25/08/11

berita duka


Kaget. Cemas. Takut. Kapan saja di mana saja ia bisa datang. Ia bisa pergi kapan saja di mana saja. Suka-suka. Kita tahu bahwa kelahiran dan kematian adalah peristiwa sehari-hari yang rutin, seperti makan dan tidur. Kita juga tahu bahwa awal dan akhir adalah fakta yang kita terima kebenarannya secara alamiah. Justru karena diterima secara alamiah begitu saja, kita lupa mempersoalkannya: mengapa ada kelahiran dan ada kematian? Mengapa ada awal dan ada akhir? Mengapa ada kedatangan dan ada kepergian? Mengapa ada perkenalan dan ada perpisahan? Mengapa aku hidup untuk sekadar mati pada suatu saat nanti?

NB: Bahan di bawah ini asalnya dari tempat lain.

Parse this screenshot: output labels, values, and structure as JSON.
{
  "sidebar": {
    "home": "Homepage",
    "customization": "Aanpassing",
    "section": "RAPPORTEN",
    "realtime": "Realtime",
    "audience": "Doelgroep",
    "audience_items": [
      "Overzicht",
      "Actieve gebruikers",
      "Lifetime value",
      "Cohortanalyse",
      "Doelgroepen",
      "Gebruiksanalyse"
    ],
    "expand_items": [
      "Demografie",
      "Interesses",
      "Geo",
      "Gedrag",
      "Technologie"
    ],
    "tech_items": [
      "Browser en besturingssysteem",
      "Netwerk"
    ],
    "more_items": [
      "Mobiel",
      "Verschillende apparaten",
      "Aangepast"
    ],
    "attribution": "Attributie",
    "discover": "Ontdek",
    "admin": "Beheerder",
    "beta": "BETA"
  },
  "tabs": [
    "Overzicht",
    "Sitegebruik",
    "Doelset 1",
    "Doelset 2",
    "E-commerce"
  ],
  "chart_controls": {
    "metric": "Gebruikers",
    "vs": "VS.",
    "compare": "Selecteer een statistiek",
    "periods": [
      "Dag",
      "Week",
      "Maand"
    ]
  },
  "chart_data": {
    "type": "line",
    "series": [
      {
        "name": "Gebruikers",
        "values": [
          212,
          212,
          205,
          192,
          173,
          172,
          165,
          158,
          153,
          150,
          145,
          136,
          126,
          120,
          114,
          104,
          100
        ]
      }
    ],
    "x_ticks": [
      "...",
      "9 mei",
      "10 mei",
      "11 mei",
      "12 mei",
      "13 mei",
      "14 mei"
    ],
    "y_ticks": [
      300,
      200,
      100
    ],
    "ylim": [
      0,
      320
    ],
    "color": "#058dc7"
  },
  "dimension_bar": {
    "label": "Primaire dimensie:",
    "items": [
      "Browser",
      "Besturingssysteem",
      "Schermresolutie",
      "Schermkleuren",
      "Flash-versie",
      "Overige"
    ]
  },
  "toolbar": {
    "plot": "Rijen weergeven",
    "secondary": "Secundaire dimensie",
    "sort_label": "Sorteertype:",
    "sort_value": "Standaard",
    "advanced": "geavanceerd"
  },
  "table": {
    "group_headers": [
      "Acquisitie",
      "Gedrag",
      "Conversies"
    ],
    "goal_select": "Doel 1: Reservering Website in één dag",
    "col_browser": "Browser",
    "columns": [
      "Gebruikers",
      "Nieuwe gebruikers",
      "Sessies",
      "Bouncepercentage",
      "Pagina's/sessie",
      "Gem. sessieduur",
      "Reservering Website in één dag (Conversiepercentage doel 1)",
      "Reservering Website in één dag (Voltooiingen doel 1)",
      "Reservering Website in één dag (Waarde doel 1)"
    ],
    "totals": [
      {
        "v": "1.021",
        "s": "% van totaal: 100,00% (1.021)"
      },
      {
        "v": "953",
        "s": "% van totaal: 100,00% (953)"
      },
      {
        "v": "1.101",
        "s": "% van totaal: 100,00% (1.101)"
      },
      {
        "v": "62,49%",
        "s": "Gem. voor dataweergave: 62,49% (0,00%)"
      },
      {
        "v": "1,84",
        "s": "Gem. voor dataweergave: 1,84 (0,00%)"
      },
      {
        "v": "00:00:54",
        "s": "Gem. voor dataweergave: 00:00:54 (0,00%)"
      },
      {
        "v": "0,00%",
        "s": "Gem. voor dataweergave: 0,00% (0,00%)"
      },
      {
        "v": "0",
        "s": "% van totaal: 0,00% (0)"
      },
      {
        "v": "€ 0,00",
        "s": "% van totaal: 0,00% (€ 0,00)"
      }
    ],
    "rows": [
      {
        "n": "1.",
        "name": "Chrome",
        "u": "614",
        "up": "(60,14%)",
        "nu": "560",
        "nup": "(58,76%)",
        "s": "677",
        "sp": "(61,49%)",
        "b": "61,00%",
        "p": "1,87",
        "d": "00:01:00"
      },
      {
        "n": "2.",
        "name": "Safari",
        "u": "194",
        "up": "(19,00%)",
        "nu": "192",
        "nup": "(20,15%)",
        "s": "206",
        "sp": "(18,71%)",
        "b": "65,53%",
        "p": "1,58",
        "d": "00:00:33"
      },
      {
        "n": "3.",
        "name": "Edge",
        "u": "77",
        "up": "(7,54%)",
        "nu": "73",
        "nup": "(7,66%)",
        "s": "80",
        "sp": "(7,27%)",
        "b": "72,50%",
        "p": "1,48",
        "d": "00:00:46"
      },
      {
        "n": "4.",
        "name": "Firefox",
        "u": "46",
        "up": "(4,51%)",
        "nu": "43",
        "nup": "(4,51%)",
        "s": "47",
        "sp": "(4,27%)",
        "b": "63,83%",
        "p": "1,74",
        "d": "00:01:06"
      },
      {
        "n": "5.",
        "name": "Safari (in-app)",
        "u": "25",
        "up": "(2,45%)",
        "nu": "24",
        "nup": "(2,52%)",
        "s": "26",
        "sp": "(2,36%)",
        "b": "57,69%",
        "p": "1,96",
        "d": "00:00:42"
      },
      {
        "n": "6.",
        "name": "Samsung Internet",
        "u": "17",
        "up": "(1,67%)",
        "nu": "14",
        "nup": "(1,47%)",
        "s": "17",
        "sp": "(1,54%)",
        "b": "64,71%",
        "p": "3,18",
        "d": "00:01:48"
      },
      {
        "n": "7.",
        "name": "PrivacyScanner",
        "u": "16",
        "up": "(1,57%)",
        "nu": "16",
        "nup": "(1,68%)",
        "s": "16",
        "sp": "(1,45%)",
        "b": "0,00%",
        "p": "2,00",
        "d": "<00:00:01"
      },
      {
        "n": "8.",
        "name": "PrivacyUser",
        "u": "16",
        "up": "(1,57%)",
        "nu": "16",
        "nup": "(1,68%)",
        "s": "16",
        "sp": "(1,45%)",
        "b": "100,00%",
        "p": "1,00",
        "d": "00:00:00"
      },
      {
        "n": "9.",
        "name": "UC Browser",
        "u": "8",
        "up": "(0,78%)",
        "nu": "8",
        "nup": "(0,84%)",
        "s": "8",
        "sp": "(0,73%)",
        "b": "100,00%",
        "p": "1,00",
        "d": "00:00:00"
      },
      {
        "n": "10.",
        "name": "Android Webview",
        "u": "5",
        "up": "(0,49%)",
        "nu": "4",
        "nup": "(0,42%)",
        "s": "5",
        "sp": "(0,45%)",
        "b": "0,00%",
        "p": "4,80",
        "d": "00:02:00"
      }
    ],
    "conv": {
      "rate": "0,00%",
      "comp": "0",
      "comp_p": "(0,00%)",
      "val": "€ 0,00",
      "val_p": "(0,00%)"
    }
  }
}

Kewajaran kehidupan—yang rupanya sangat misterius—mengalahkan kemampuan akal manusia, seberapun canggih manusia merekayasa akalnya. Dengan kecerdasan buatannya yang disusun sedemikian rupa dari dan berdasar angka-angka ketuhanan, manusia hingga saat ini belum sanggup menjawab pertanyaan-pertanyaan kanak-kanak di atas, juga belum mampu secara pasti dan presisi meramal kapan dan di mana aku mati, kapan dan di mana anakku lahir. Pengetahuan manusia belum berhasil menembus pintu langit, bahkan belum cukup mujarab untuk menjawab “siapa itu manusia?” secara komplet-lengkap. Manusia tampaknya “tidak tahu diri” (sendiri).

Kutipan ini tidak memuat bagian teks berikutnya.